Genetics. 2010 Aug;185(4):1337-44. doi: 10.1534/genetics.110.116681. Epub 2010 May 10.
We propose a multilocus version of F(ST) and a measure of haplotype diversity using localized haplotype clusters. Specifically, we use haplotype clusters identified with BEAGLE, which is a program implementing a hidden Markov model for localized haplotype clustering and performing several functions including inference of haplotype phase. We apply this methodology to HapMap phase 3 data. With this haplotype-cluster approach, African populations have highest diversity and lowest divergence from the ancestral population, East Asian populations have lowest diversity and highest divergence, and other populations (European, Indian, and Mexican) have intermediate levels of diversity and divergence. These relationships accord with expectation based on other studies and accepted models of human history. In contrast, the population-specific F(ST) estimates obtained directly from single-nucleotide polymorphisms (SNPs) do not reflect such expected relationships. We show that ascertainment bias of SNPs has less impact on the proposed haplotype-cluster-based F(ST) than on the SNP-based version, which provides a potential explanation for these results. Thus, these new measures of F(ST) and haplotype-cluster diversity provide an important new tool for population genetic analysis of high-density SNP data.

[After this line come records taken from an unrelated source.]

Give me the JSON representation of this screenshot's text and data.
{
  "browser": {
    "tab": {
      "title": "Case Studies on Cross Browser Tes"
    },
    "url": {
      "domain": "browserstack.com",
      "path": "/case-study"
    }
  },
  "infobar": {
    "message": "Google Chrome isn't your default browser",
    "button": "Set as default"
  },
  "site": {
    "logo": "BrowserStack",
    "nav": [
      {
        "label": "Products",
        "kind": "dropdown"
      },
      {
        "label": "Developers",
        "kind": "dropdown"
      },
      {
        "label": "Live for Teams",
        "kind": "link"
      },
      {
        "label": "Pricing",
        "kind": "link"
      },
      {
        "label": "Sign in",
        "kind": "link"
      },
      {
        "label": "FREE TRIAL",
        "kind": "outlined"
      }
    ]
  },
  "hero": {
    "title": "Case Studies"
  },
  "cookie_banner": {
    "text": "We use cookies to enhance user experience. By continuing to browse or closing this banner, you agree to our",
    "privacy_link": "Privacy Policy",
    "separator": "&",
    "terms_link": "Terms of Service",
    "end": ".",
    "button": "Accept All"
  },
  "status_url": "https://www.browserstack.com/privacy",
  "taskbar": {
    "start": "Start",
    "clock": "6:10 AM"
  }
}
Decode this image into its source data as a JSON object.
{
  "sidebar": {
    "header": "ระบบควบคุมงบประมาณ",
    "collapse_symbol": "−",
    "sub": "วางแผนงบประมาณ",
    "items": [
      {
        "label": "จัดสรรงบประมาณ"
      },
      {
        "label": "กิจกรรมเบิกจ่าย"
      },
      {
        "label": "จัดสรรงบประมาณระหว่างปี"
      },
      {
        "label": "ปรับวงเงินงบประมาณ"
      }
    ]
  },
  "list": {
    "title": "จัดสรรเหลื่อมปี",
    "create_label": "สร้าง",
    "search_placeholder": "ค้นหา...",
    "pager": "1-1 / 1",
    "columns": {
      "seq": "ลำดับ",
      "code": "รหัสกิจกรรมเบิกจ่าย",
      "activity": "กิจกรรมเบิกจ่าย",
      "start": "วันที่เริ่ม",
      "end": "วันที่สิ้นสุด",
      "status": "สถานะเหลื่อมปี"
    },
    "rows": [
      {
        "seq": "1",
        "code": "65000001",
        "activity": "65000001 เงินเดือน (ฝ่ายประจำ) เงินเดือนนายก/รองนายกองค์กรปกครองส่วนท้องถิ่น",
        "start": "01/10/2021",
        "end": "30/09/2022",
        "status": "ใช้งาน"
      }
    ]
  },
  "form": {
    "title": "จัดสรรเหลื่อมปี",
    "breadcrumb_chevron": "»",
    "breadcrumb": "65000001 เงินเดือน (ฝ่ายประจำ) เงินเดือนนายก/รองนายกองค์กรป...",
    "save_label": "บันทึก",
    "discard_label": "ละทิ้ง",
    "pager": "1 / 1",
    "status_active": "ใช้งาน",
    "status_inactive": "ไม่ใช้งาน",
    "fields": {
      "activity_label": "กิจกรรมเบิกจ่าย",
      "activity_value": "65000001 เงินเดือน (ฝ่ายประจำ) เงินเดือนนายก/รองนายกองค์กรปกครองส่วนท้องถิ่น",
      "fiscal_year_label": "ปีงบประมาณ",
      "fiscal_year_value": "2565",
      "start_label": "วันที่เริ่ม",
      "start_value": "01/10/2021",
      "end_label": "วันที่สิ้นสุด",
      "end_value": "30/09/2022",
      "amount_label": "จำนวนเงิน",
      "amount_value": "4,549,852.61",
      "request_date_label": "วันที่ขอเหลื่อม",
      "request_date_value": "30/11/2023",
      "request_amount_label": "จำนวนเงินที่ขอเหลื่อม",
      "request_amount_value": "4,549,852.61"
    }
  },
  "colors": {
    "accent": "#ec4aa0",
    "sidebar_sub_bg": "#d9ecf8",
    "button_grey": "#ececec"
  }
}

我们提出了一种基于多位点的 F(ST)和基于局部单倍型簇的单倍型多样性度量方法。具体来说,我们使用了 BEAGLE 识别的单倍型簇,这是一个用于局部单倍型聚类的隐马尔可夫模型的程序,并执行了包括单倍型相位推断在内的多个功能。我们将这种方法应用于 HapMap 第三阶段的数据。通过这种单倍型聚类方法,非洲人群具有最高的多样性和与祖先群体最低的分歧,东亚人群具有最低的多样性和最高的分歧,而其他人群(欧洲、印度和墨西哥)则具有中等水平的多样性和分歧。这些关系与基于其他研究和人类历史公认模型的预期相符。相比之下,直接从单核苷酸多态性(SNP)获得的特定于群体的 F(ST)估计值并不反映这种预期关系。我们表明,SNP 的确认偏差对基于单倍型聚类的 F(ST)的影响小于基于 SNP 的版本,这为这些结果提供了一个潜在的解释。因此,这些新的 F(ST)和单倍型聚类多样性度量方法为基于高密度 SNP 数据的群体遗传分析提供了一个重要的新工具。